Scores of migrants die as flow continues
VIENNA – Death and desperation mounted in Europe’s migrant crisis Friday as Austrian police said 71 people appeared to have suffocated in the back of an abandoned truck, while an estimated 200 people were feared drowned off Libya when two overloaded boats capsized.
More than 300,000 people have sought to cross the Mediterranean Sea so far in 2015, up from 219,000 in all of last year, as European authorities grapple with the largest influx since World War II.
The death of 71 people locked in the truck on a highway south of Vienna shows “the desperation of people seeking protection or a new life in Europe,” said Melissa Fleming, spokeswoman for the U.N. refugee agency in Geneva.
The International Office of Migration has recorded 2,636 deaths linked to Mediterranean crossings this year, and more may have vanished beneath the waves out of sight of rescuers.
Each day, thousands are boarding flimsy boats for Italy or Greece, and many more are placing themselves and their families at the mercy of human traffickers by slogging for days or weeks through the western Balkans toward what they hope will be a brighter future. Most are fleeing war, conflict or persecution in countries including Syria, Afghanistan and Eritrea.

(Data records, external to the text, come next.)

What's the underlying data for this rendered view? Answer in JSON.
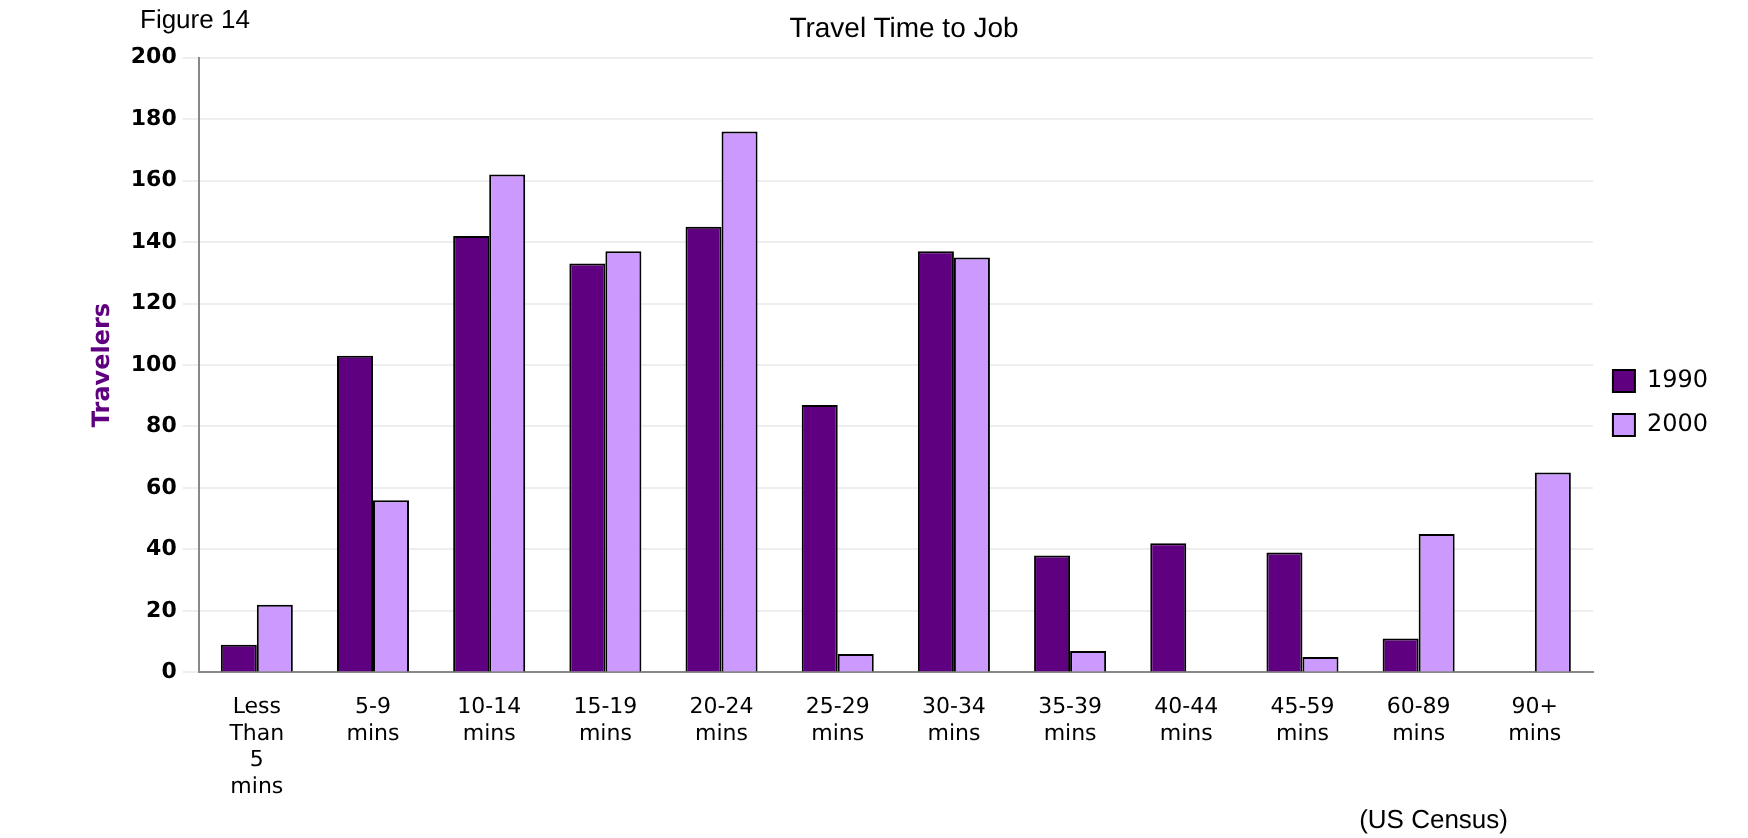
{
  "chart_data": {
    "type": "bar",
    "title": "Travel Time to Job",
    "ylabel": "Travelers",
    "categories": [
      "Less Than 5 mins",
      "5-9 mins",
      "10-14 mins",
      "15-19 mins",
      "20-24 mins",
      "25-29 mins",
      "30-34 mins",
      "35-39 mins",
      "40-44 mins",
      "45-59 mins",
      "60-89 mins",
      "90+ mins"
    ],
    "series": [
      {
        "name": "1990",
        "color": "#5f0080",
        "values": [
          9,
          103,
          142,
          133,
          145,
          87,
          137,
          38,
          42,
          39,
          11,
          null
        ]
      },
      {
        "name": "2000",
        "color": "#cc99ff",
        "values": [
          22,
          56,
          162,
          137,
          176,
          6,
          135,
          7,
          null,
          5,
          45,
          65
        ]
      }
    ],
    "ylim": [
      0,
      200
    ],
    "yticks": [
      0,
      20,
      40,
      60,
      80,
      100,
      120,
      140,
      160,
      180,
      200
    ],
    "grid": "y",
    "legend": "right",
    "annotations": [
      "Figure 14",
      "(US Census)"
    ]
  }
}
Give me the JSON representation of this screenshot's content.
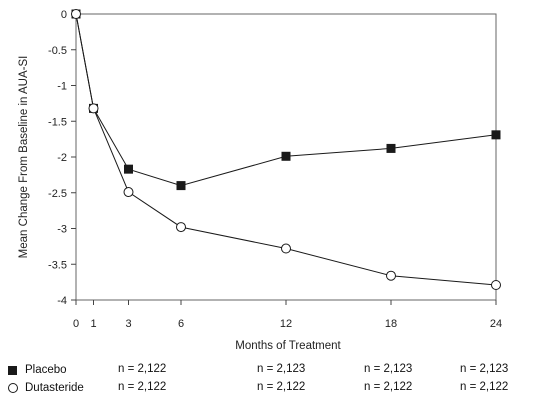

Several factors are driving the surge of Syrian refugees, including worsening conditions in that country’s refugee centers partly due to budget cuts and the reluctance of neighboring countries to take in more people, the U.N. said.
In a rare statement issued under his name and not a spokesman, U.N. Secretary-General Ban Ki-moon said he was “horrified and heartbroken” by the latest deaths and stressed that a “large majority” of people undertaking such dangerous journeys are refugees who have the right to protection and asylum.
He called on all governments to act with compassion and said he plans a “special meeting devoted to these global concerns” on Sept. 30, during the annual General Assembly of world leaders at U.N. headquarters.
Two ships went down Thursday off the western Libyan city of Zuwara, where Hussein Asheini of the Red Crescent said at least 105 bodies had been recovered. About 100 people were rescued, according to the Office of the U.N. High Commissioner for Refugees, with at least 100 more believed to be missing.
Workers pulled the dead from the water and placed them in orange-and-black body bags that were laid out on the waterfront in Zuwara, about 65 miles west of Tripoli.
Most of the people rescued came from Syria and sub-Saharan African countries, said Mohamed al-Misrati, the spokesman for the Red Crescent in Libya.
Lawless Libya, which doesn’t have the resources to deal with the flow of migrants, is a prime starting point for many, with human traffickers filling boats they know cannot reach European shores but figuring that rescuers will pick up the passengers and take them to Italy.
While the U.N. agency said more than 300,000 refugees crossed the Mediterranean so far this year, the International Office of Migration, an intergovernmental agency, put the number at 332,000 on Friday.
Hungarian police arrested four people overnight after the decomposing bodies of 71 migrants, including eight women and four children, were found in the truck on Austria’s main highway.
The suspects, allegedly part of a larger Bulgarian-Hungarian smuggling ring, include an Afghan and three Bulgarians, one of whom owns the truck, Hungarian national police spokeswoman Viktoria Csiszer-Kovacs said.
Police raided houses and questioned almost 20 others in the case.